Sottoposti dalla grande distribuzione a una continua sollecitazione all’acquisto di cibi di provenienza lontana, esotica, abbiamo in gran parte perso l'abitudine ai prodotti agricoli di stagione e di prossimità; molti di noi, specie fra i più giovani, non sanno più quando e dove crescono cavoli e melanzane. Non è necessario essere macrobiotici per intuire l'importanza per il nostro organismo di assumere cibi a noi vicini per luogo e stagione. La natura ci insegna che qualsiasi organismo vivente trova tutto ciò di cui ha bisogno in un ristretto ambito intorno a sé; l’equilibrio fra noi e il nostro ambiente si misura anche con la vicinanza ai luoghi di produzione dei cibi che ingeriamo.

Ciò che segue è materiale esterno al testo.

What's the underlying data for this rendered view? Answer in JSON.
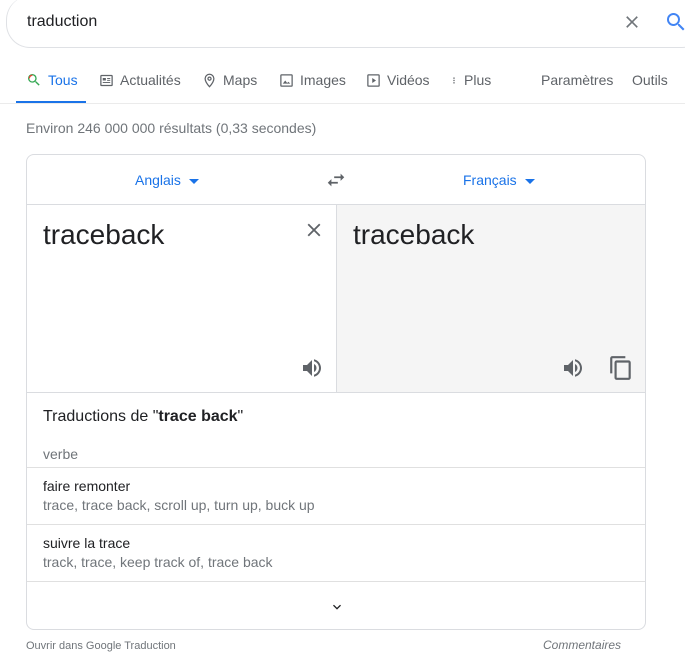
{
  "search": {
    "query": "traduction"
  },
  "tabs": [
    {
      "label": "Tous",
      "icon": "search-icon",
      "active": true
    },
    {
      "label": "Actualités",
      "icon": "news-icon"
    },
    {
      "label": "Maps",
      "icon": "map-pin-icon"
    },
    {
      "label": "Images",
      "icon": "image-icon"
    },
    {
      "label": "Vidéos",
      "icon": "video-icon"
    },
    {
      "label": "Plus",
      "icon": "more-vert-icon"
    }
  ],
  "tools": {
    "settings": "Paramètres",
    "tools": "Outils"
  },
  "stats": "Environ 246 000 000 résultats (0,33 secondes)",
  "translator": {
    "source_lang": "Anglais",
    "target_lang": "Français",
    "source_text": "traceback",
    "target_text": "traceback"
  },
  "dictionary": {
    "title_prefix": "Traductions de \"",
    "term": "trace back",
    "title_suffix": "\"",
    "part_of_speech": "verbe",
    "entries": [
      {
        "word": "faire remonter",
        "synonyms": "trace, trace back, scroll up, turn up, buck up"
      },
      {
        "word": "suivre la trace",
        "synonyms": "track, trace, keep track of, trace back"
      }
    ]
  },
  "footer": {
    "open_link": "Ouvrir dans Google Traduction",
    "feedback": "Commentaires"
  },
  "colors": {
    "accent": "#1a73e8",
    "muted": "#70757a",
    "border": "#dadce0"
  }
}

Non voglio dire che il consumo sporadico di cibi “esotici” sia necessariamente dannoso; semplicemente credo che bisognerebbe riacquistare una “quotidianità” fatta di prodotti locali e “di stagione”. Anche se, nel nostro mondo invaso dalle merci, il semplice alimentarsi in maniera naturale assume il senso di un vero atto rivoluzionario.
Che fare, dunque? Negli ultimi tempi la coscienza del problema si sta rapidamente allargando e si può ormai parlare di un vero “movimento km zero” che si organizza soprattutto attraverso i GAS (Gruppi di Acquisto Solidale). Si tratta di gruppi di persone accomunati da vicinato e sensibilità al problema che stringe rapporti con piccoli produttori locali; una vera e propria rete distributiva autogestita che coniuga il giusto prezzo per piccoli produttori (altrimenti costretti a svendere le proprie produzioni a grossisti) con il diritto a nutrirsi con cibi sani e saporiti. Il contatto diretto tra produttore e consumatore responsabilizza entrambi: chi acquista dovrà costruirsi una competenza sulla reale qualità dei cibi, chi produce avrà un interesse concreto e diretto a mantenere alta la qualità dei suoi prodotti. Sul sito www.retegas.org è possibile trovare maggiori informazioni e contatti.
Ma anche se non in forma organizzata, porre la dovuta attenzione alla provenienza dei cibi che ingeriamo dovrebbe diventare uno dei criteri di scelta della nostra spesa. Il nostro corpo, a partire dal palato, ce ne sarà grato.